İKİ YANLIŞ BİR DOĞRU ETMEZ!

Cem Özdemir… İnanıyorum ki çoğumuz bu ismi birkaç güne kadar pek fazla bilmiyorduk. Hatta Çerkes olduğunu bilenlerimiz de pek azdı. Düne kadar Alman Parlementosu’nda sözde Ermeni soykırımının destekçisi olması münasebetiyle birden manşetlerde kendisinin Çerkes olduğnu ve ihanetçi olduğnu okumaya başladık. Üstelik ne karalamalar, ne karalamalar...
Sadece kendisini karalamakla kalmayan bazı yazar, çizerler bu durumu taa Çerkes kökenine kadar dayandırmaya; hatta Osmanlı’ya sığınmış aile olmasını bile servis ettmeye başladılar. Yahu burası %99'u müslüman olan bir ülke değil mi Allah aşkına?
Eğer böyleyse sağ elinin verdiğini sol elinin duymadığı bir peygamberin ümmeti olan bu yazarlar ne oldu da sözde verdikleri ekmekleri yüze vurur oldular?

Bu yazar ve çizerlerden ricamdır! Derhal tarafsız bir şekilde tarih okusunlar. Kimse kimseye boşa ekmek vermedi. O verilen ekmekleri de bizim atalarımız kanlarıyla, canlarıyla fazlasıyla ödediler; ödettirildiler. Ayrıca kimse de bu topraklara isteye isteye gelmedi.
Rus ve Osmanlı oyunlarıyla zorla gönderildiler. Geldikleri topraklarda da yeterince bedel ödediler. Şimdi birtakım yazarlar sanki kendi aralarında hainler yokmuş gibi davranıp; tek bir insan üzerinden Çerkesleri karalamaya çalışmasınlar.

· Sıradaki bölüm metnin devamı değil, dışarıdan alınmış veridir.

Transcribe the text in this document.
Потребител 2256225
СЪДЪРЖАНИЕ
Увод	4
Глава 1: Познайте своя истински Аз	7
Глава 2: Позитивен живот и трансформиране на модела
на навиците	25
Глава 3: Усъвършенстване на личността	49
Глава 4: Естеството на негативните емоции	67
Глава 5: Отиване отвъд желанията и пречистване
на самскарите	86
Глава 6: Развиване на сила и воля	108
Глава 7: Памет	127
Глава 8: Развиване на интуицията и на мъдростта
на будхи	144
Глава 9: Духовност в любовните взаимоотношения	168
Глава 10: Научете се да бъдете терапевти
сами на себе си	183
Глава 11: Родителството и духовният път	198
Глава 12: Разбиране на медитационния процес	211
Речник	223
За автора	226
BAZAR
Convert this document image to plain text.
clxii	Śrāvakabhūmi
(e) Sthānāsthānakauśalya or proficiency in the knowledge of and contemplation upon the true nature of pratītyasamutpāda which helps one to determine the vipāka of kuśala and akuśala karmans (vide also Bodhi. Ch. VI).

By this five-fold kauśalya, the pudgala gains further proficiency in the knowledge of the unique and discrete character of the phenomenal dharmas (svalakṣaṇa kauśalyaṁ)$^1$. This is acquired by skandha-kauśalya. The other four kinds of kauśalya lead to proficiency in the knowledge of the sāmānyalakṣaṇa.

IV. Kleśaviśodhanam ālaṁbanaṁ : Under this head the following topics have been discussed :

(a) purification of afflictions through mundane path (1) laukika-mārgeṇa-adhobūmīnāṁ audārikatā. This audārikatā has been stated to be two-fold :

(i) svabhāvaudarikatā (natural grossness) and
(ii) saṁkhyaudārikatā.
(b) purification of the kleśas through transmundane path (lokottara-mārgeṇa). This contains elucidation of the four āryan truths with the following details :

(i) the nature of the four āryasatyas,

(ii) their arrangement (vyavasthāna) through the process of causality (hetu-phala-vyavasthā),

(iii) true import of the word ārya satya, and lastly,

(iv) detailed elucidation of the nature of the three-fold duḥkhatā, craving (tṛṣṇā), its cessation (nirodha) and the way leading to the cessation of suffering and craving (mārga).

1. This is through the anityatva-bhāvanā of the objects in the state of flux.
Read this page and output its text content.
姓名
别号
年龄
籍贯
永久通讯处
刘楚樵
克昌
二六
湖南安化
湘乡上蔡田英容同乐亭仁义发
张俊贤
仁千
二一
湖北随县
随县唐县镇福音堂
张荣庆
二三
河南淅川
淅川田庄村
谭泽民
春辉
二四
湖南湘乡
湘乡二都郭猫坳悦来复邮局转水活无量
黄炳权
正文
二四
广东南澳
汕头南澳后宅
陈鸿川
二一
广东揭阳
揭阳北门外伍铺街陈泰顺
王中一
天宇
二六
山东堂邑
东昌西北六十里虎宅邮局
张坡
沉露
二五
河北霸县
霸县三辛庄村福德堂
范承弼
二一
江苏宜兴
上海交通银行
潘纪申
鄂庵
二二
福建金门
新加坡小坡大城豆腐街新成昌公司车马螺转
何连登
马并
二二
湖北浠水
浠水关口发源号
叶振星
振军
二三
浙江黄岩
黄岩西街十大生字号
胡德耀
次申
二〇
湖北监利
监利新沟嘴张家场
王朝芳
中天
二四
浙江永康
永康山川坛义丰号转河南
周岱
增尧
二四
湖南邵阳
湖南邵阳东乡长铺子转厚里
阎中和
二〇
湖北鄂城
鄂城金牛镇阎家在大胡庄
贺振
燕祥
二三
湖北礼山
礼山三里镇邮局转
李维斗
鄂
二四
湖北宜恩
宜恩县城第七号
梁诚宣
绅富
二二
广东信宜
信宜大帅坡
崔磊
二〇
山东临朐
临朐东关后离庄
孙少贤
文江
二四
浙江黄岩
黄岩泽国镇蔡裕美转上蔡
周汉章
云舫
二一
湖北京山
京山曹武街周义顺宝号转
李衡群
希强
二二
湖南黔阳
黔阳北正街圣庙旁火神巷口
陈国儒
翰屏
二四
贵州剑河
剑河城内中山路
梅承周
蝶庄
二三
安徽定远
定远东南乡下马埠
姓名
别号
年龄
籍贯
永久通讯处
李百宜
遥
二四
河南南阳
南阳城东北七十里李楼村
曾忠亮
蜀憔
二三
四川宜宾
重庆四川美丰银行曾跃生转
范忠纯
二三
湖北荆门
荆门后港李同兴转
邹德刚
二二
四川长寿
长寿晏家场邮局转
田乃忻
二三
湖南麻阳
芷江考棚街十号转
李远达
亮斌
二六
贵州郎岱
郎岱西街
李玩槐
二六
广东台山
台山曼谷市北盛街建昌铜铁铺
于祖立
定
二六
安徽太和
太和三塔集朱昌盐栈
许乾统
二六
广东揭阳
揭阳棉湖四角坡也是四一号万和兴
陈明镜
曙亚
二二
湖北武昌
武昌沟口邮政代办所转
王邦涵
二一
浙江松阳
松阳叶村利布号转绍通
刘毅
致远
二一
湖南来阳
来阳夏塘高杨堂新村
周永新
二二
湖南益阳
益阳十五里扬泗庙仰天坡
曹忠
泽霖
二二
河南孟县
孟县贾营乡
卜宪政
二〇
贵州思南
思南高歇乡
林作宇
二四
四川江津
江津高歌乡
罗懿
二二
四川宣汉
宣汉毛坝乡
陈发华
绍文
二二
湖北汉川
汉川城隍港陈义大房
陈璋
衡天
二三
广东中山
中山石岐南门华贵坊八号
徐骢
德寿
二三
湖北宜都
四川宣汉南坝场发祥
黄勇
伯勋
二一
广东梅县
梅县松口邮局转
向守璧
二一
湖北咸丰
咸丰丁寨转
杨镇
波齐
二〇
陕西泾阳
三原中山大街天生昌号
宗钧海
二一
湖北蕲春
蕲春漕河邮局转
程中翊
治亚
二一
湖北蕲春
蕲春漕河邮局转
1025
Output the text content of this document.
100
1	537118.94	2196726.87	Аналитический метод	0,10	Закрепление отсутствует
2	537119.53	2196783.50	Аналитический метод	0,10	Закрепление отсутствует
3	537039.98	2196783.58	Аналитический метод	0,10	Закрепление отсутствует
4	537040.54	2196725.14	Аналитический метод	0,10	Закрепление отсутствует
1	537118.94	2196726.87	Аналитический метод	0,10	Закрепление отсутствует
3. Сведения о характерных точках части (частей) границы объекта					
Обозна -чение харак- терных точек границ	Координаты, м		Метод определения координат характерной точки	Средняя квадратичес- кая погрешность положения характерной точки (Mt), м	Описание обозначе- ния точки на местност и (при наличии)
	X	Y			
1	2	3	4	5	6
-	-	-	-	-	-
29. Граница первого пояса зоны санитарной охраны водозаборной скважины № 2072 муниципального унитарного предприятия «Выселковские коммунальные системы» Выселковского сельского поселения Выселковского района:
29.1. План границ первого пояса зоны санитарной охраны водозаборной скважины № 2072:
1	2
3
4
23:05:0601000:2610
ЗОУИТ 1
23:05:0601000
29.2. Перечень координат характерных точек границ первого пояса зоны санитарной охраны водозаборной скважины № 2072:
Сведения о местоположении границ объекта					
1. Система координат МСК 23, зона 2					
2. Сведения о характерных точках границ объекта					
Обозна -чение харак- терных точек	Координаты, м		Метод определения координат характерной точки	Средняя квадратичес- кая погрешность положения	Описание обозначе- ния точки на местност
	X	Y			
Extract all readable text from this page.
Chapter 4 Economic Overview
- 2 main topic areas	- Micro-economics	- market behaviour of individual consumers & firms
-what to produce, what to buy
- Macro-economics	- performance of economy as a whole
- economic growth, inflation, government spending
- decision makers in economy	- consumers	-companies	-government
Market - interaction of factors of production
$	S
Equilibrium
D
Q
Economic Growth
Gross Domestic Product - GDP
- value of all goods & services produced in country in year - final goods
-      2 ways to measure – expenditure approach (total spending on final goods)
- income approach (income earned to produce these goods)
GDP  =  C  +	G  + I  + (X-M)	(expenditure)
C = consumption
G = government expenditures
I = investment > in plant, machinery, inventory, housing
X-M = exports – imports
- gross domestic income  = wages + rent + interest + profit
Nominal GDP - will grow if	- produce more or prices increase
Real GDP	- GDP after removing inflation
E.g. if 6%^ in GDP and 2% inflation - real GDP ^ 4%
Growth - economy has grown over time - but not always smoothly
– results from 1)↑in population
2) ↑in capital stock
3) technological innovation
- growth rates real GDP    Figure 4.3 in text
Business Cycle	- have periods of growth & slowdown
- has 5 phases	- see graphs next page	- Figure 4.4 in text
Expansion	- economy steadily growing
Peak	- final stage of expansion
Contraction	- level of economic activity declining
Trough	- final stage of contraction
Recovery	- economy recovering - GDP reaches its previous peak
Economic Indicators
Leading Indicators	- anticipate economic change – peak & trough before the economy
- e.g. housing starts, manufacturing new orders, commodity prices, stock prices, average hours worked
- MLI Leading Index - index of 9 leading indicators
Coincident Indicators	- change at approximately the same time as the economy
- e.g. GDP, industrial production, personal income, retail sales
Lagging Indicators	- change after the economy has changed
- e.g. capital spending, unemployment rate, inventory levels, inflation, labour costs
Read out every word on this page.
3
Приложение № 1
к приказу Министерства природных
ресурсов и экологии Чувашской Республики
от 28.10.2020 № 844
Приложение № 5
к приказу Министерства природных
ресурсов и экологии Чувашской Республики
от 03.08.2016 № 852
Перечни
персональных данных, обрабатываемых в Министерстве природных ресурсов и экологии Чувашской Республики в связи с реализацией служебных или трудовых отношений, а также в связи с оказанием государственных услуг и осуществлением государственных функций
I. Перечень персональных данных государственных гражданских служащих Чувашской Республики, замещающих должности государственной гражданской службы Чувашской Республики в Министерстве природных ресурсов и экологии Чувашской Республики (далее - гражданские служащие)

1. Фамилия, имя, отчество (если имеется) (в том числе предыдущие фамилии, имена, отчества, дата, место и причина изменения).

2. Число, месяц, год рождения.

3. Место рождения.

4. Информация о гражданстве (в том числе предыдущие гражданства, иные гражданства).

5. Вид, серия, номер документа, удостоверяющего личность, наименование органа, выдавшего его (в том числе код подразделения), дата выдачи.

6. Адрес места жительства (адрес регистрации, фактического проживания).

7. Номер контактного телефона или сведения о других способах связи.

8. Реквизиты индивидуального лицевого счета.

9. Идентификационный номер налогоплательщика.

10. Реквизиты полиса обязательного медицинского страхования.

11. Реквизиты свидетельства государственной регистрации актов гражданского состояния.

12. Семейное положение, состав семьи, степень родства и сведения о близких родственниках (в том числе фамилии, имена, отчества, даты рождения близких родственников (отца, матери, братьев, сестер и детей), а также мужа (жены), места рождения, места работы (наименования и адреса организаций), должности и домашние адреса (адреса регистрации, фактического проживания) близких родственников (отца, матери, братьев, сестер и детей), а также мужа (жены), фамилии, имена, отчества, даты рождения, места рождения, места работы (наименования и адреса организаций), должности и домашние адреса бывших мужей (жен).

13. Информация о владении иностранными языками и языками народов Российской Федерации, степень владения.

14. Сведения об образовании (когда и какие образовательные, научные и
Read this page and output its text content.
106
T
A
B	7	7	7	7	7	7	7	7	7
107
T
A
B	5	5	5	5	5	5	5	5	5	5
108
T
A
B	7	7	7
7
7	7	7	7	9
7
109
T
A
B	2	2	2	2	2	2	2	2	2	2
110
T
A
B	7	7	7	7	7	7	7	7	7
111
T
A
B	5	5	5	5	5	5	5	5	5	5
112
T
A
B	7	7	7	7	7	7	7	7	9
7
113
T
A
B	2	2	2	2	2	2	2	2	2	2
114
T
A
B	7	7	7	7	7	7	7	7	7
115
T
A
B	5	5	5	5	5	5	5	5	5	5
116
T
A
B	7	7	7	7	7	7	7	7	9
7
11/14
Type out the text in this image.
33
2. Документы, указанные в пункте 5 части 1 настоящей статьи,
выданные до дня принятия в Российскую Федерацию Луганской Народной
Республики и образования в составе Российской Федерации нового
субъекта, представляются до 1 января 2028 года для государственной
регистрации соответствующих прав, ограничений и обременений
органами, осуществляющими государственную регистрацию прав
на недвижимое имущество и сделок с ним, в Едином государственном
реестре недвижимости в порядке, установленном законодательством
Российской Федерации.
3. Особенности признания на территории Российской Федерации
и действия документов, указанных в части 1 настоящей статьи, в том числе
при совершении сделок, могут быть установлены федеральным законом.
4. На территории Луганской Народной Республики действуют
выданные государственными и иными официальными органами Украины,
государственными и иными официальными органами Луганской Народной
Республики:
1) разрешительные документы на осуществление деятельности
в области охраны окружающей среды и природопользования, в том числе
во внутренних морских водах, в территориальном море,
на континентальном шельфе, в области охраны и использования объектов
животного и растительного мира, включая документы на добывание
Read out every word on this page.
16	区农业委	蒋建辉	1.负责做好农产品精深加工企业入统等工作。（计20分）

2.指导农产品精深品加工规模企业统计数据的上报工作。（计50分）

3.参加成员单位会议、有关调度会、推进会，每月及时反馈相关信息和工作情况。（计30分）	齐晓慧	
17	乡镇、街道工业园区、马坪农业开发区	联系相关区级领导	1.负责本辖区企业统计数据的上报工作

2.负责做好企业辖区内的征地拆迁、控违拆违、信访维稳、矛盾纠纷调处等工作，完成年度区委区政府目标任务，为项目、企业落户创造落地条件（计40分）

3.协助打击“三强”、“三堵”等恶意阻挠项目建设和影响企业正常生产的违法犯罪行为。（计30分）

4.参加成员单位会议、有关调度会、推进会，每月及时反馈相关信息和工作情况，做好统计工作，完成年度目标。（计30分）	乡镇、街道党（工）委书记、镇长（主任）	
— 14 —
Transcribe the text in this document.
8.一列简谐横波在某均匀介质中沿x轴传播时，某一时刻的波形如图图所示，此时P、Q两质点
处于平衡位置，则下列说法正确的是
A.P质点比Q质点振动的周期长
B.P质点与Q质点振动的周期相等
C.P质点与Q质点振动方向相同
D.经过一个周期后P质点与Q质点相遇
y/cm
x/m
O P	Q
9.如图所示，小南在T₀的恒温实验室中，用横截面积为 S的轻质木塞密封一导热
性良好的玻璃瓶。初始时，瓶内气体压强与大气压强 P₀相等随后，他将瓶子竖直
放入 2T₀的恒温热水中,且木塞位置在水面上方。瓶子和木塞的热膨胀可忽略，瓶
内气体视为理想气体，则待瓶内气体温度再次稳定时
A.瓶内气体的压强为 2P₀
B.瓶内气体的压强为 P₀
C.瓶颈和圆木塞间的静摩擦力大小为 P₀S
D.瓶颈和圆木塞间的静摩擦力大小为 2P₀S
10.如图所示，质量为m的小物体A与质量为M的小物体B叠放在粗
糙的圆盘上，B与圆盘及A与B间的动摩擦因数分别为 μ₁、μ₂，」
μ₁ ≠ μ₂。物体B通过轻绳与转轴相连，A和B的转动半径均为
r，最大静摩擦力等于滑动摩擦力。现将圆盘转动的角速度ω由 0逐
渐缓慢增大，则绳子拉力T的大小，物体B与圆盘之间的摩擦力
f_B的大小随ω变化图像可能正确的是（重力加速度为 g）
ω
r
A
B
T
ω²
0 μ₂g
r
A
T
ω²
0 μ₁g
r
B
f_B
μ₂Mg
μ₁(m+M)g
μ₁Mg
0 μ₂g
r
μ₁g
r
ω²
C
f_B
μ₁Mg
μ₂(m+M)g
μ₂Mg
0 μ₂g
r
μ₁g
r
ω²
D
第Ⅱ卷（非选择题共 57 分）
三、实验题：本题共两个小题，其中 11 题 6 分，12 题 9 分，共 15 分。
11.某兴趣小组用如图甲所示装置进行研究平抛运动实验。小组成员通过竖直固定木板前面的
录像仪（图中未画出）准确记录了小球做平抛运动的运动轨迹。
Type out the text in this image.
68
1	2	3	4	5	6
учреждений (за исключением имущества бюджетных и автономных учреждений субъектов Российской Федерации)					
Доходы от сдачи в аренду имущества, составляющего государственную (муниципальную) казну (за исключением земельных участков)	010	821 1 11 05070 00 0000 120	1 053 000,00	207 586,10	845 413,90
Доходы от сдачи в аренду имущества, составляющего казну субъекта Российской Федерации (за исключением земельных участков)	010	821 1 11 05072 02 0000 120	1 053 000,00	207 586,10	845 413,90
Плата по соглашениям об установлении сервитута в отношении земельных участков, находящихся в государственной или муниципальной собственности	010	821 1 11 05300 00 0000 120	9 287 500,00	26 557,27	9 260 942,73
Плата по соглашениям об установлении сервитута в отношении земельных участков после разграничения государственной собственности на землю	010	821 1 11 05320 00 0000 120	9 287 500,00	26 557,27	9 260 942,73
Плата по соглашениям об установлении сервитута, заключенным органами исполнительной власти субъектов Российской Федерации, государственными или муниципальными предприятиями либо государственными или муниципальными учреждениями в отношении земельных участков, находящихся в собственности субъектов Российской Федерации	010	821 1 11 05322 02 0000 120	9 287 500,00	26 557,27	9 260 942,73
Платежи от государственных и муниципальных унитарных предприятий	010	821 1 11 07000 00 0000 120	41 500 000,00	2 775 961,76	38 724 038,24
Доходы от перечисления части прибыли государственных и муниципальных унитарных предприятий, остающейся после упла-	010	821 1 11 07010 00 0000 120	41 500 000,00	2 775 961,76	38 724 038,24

Onlar öncelikle kendi hainlerini servis edip onlarla uğraşsınlar. Hiçbir insan üzerinden hainlik bir topluma mâl edilemez. Önce yıllarca Ethem Bey üzerinden bu çirkin yakıştırma yapıldı ve Milli Eğitim Bakanlığı’nın kitaplarında okutuldu. Hepimiz o
kitaplardakileri okurken kendimizi hep kötü hissettik. Halbuki Ethem Bey asla ihanet eden biri olmamış; tam tersi bu vatan için canını siper etmiş; cepheden cepheye, isyandan isyana koşmuş, elinden geleni yapmıştır.
Peki ya mükâfatı?..
Onu da ben yazayım: kocaman bir hain damgası...
Üstelik kellesi istenmiştir. 150'likler arasında onun da adı vardır. Ne güzel bir mükâfat öyle değil mi? Sanırım vicdanlar olmadığı sürece bu durum hep böyle sürecek. Hep mi tarih tekerrür edecek?
Demek ki neymiş? Birtakım medya organları ve yazarlar tarafından hâlâ Çerkeslere güdülen bir kin var ve bu kin ne yazık ki devam etmekte. Bu tür kin, nefret ve soyumuza yapılan karalamaların yayımlandığı Sabah, Yeni akit vb. gazeteleri kınıyor; o yazarları da tarih okumaya davet ediyorum. Madem ki bilmiyorlar, o halde bilmedikleri konularla ilgili yazılar yazmasınlar. Bu yazarlık değildir.
Ayrıca Türklerin içlerinde bu sözde soykırımı benimseyen ve kabul eden birçok insan varken...
Kişilerin görüş ve düşünceleri sadece kendilerini bağlar, toplumları,soyları, milletleri değil.
Ne zaman ki Türkiye’de yaşayan halk çeşitliliğinin aslında güzellik olduğunu öğrenecekler ve ötekileştirmeyecekler; o zaman demokrasiden söz etmek mümkün olacak. Kişilerin düşünceleriyle bizlere hakaret edenlerin diğerlerinden; sözde soykırımı destekleyenlerden ne farkları kaldı şimdi.
Unutmayalım ki! Asla iki yanlış bir doğru etmez.